En Russie, on discute de la possibilité de rétablir les visas de sortie.
Նոյյան Տապան

En Russie, on discute de la possibilité de rétablir les visas de sortie.

13-07-2026 16:28 Presse de la diaspora
En Russie, on discute de la possibilité de rétablir les visas de sortie.
auroranews.am  Le chroniqueur de DW, Konstantin Eghert, estime que le gouvernement russe a au moins trois raisons de revenir à la pratique soviétique de délivrance de visas de sortie, et que c'est une décision logique pour Poutine.
 
Je reprends mon ancien passeport étranger, dont l'emblème soviétique est presque effacé sur la couverture de couleur bordeaux. Sur la première page, après le retournement de la page avec ma photo de 28 ans, figure ce qui était un véritable symbole d'acquisition et de succès dans la vie pour un citoyen de l'URSS : le visa de sortie.
 
Le timbre bleu indique : «Sortie jusqu'au 01.01.1993», il y a aussi un cachet et une signature.

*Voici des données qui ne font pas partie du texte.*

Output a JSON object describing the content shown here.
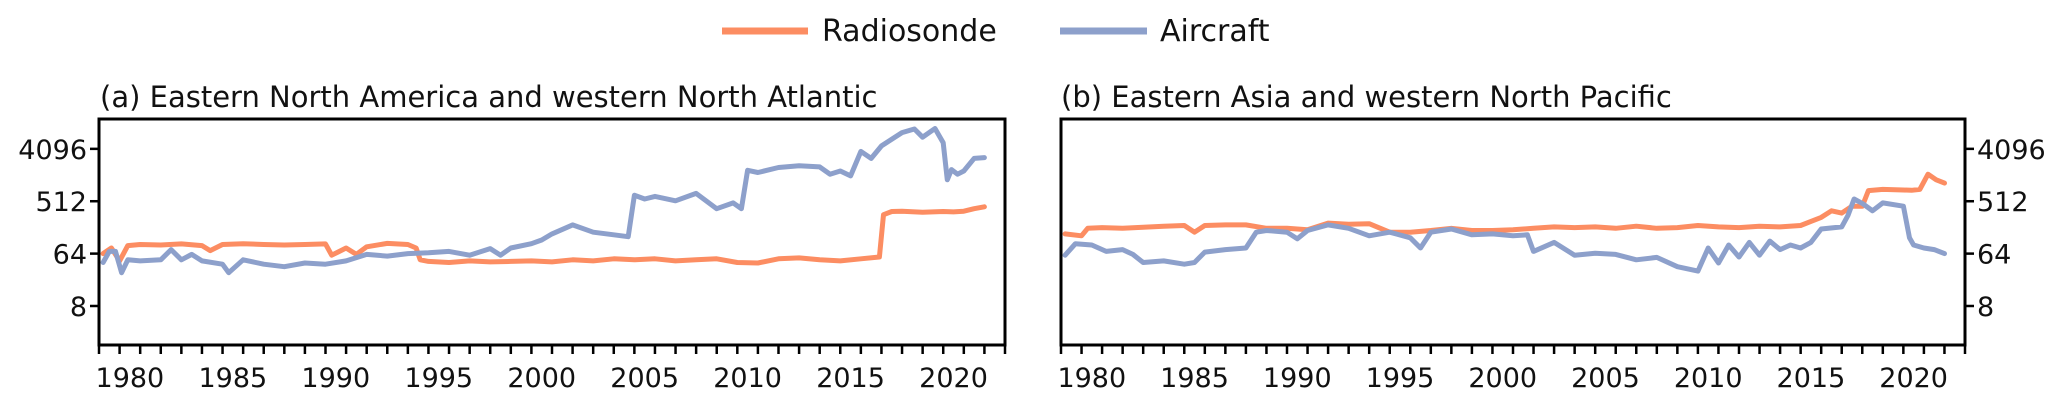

Je me souviens très bien de ce que l'officiel qui l'a apposé m'a dit : «Cela ne vous sera plus nécessaire». Et en effet, très peu de temps s'est écoulé, et la Fédération de Russie nouvellement indépendante s'est débarrassée d'un autre archaïsme soviétique : la sortie du pays est devenue complètement libre. Je me souviens très bien de la joie des gens à l'époque de pouvoir voyager à l'étranger sans visas ni autorisations.
 
J'ai décidé d'admirer mon ancien document après avoir lu sur l'intention du Kremlin de revenir à la pratique de délivrance de visas de sortie. Cette nouvelle ne m'a absolument pas surpris. Certains commentateurs parmi les émigrés russes se sont moqués de cette information, prétendant que le KGB contrôle le passage à la frontière à l'aide d'un réseau informatique, et que ceux que le pouvoir ne souhaite pas laisser partir ne seront pas autorisés à sortir. Il s'avère que les visas de sortie ne sont pas nécessaires au régime russe.
 
À mon avis, une telle démarche est au contraire tout à fait logique. D'abord, si Poutine décide de procéder à une mobilisation générale ou même partielle, les visas de sortie seront très nécessaires à ses services de répression pour empêcher une fuite massive de Russie, comme cela a déjà été le cas en 2022. Surtout vers des pays sans visa. Pour cela, il faudra annuler la sortie avec un «passeport intérieur» vers des États comme l'Arménie et le Kazakhstan. Si Moscou prend des mesures dans ce sens, cela deviendra le signe le plus certain de la prochaine mobilisation.
 
 


* Ce texte a été automatiquement traduit par l'Intelligence Artificielle (IA).